CSTM’s trust accounts have been placed under curatorship and frozen, an interdict was obtained to stop it trading, the business has been placed in provisional liquidation, CSTM director and principal Quintin Brown has been provisionally sequestrated and a criminal investigation has been launched into its affairs by the Hawks.
About R10m collected from unit owners for municipal rates and taxes and services in complexes managed by CSTM was believed to not have been paid to municipalities, Clive Ashpol, the executive enforcement manager at the Estate Agency Affairs Board (EAAB) said yesterday at a seminar in Johannesburg. It was held to update body corporate representatives on the situation and offer them solutions.
The EAAB has been in the news recently over its investigation into trust fund irregularities by Wendy Machanik, an EAAB board member and the principal of Wendy Machanik Property Holdings, and the suspension and subsequent dismissal of the then EAAB board chairwoman Nomonde Mapetla.
Lawrence Moepi, the curator of CSTM’s trust accounts, said there was almost R500 000 in these trust accounts at the end of last month.
However, income going through CSTM’s accounts in one year totalled more than R300m, said Cindy Nicholls.

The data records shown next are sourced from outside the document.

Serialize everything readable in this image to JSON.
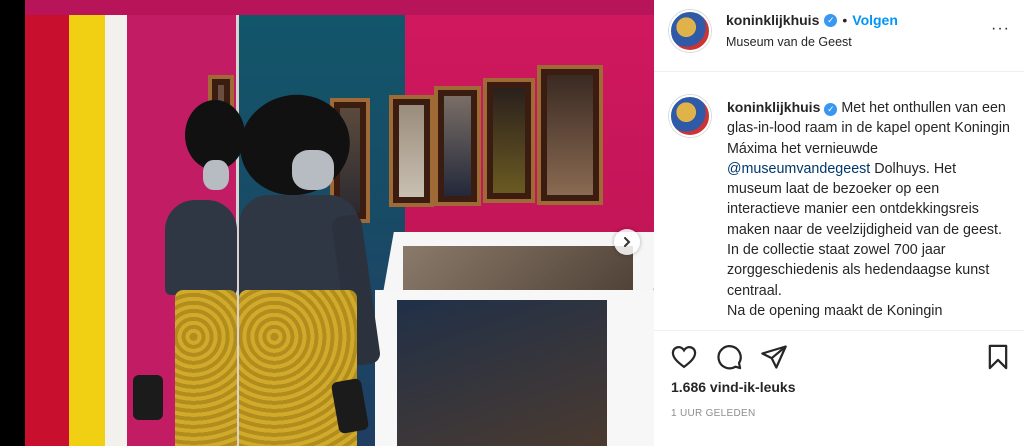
{
  "post": {
    "username": "koninklijkhuis",
    "verified": true,
    "follow_label": "Volgen",
    "separator": "•",
    "location": "Museum van de Geest",
    "more_label": "···"
  },
  "caption": {
    "username": "koninklijkhuis",
    "text_before": " Met het onthullen van een glas-in-lood raam in de kapel opent Koningin Máxima het vernieuwde ",
    "mention": "@museumvandegeest",
    "text_after": " Dolhuys. Het museum laat de bezoeker op een interactieve manier een ontdekkingsreis maken naar de veelzijdigheid van de geest. In de collectie staat zowel 700 jaar zorggeschiedenis als hedendaagse kunst centraal.",
    "text_cut": "Na de opening maakt de Koningin"
  },
  "actions": {
    "icons": [
      "heart-icon",
      "comment-icon",
      "share-icon",
      "bookmark-icon"
    ]
  },
  "likes": "1.686 vind-ik-leuks",
  "timestamp": "1 uur geleden",
  "colors": {
    "link_blue": "#0095f6",
    "mention_blue": "#00376b",
    "text": "#262626",
    "muted": "#8e8e8e",
    "verified": "#3897f0"
  }
}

She is a member of the team of forensic investigators at Pasco Risk Management appointed by the EAAB to investigate the financial affairs of CSTM.
Nicholls added that CSTM “was involved in probably the biggest case of fraud” ever faced by the EAAB.

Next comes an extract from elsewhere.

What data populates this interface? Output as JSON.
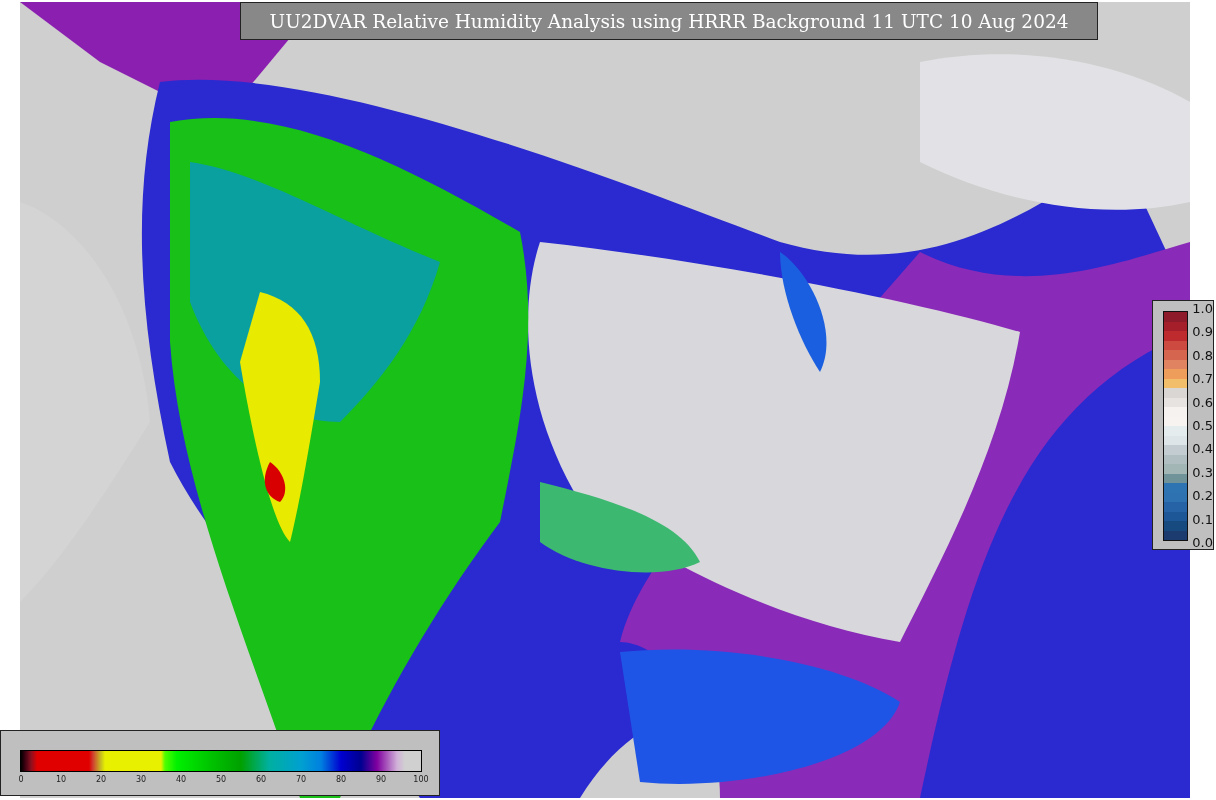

She confirmed accounts opened by CSTM at FNB did not comply with the Financial Intelligence Centre Act (Fica) and Pasco was engaging with the head of forensics at FNB to determine how they were opened and who was involved.
Marina Constas, a specialist sectional title attorney, said close to 100 000 people were affected but there was “no magic wand” with money quickly coming to those affected.
According to Ashpol, Brown had never been registered with the EAAB but if it was shown that CSTM was acting as a managing agent and proven that CSTM received trust funds and stole this money, it would be covered by the EAAB’s fidelity fund.
He said owners of units would not be able to sell their units until they were issued clearance certificates by their body corporate while banks would not approve any mortgage bonds over affected units because the financial statements of the bodies corporate were “suspect”.
Nicholls said Pasco was “a month to six months away” from providing a forensic investigation report to the EAAB.
Moepi said the funds in accounts opened by CSTM at Nedbank and FNB were immediately frozen on his appointment as curator to safeguard these funds and would remain frozen until his audit had been completed.
He had to report back to the South Gauteng High Court at the end of August, but might need more time to complete the audit, he said.